We can now return to the institutional predicament as outlined by Metz at the beginning of Chapter 1: the fact that there is no way for mass media institutions to secure the conditions of their own reproduction by exerting direct control over their audiences. In this situation, says Metz, the conquest of audiences can only be endeavoured by instilling a ‘spontaneous’ desire in people to be audience members. The principal way to do this, of course, is trying to convince people of the attractiveness or usefulness of the medium and its programming. Thus, eventually it is through the rhetorical assumptions of the programmes transmitted-their genres, their style, their subject matter, their place in the overall schedule-that actual audiences are affected by institutional control. This is applicable to both commercial and public service television institutions.
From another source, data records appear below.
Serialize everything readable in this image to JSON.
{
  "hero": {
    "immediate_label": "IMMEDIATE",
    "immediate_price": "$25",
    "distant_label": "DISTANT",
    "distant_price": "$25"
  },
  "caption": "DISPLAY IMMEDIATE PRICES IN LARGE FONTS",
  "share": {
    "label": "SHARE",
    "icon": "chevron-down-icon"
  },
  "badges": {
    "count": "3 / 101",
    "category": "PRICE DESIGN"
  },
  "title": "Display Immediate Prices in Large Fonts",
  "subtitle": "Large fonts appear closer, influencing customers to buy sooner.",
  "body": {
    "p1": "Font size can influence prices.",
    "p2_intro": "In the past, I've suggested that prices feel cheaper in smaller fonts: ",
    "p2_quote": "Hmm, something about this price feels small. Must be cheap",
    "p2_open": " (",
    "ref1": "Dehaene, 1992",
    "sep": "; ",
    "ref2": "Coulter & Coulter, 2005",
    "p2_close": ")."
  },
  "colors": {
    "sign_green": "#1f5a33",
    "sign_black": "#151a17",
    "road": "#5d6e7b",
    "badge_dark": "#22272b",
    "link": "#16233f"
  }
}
As Williams (1976:133) has noted, ‘the control claimed as…a matter of principle by [public service] paternalists, is often achieved as a matter of practice in the operation of the commercial system’. For instance, commercial television programming is generally characterized by a regular and predictable flow of entertainment programmes, so as to secure the prolonged attention of the taxonomized audience member/ consumer, while public service television puts a distinctive emphasis on programmatic comprehensiveness (i.e. a varied range of informative, educational, high cultural and entertainment programmes) so as to offer the taxonomized audience member/citizen a responsible, meaningful TV diet.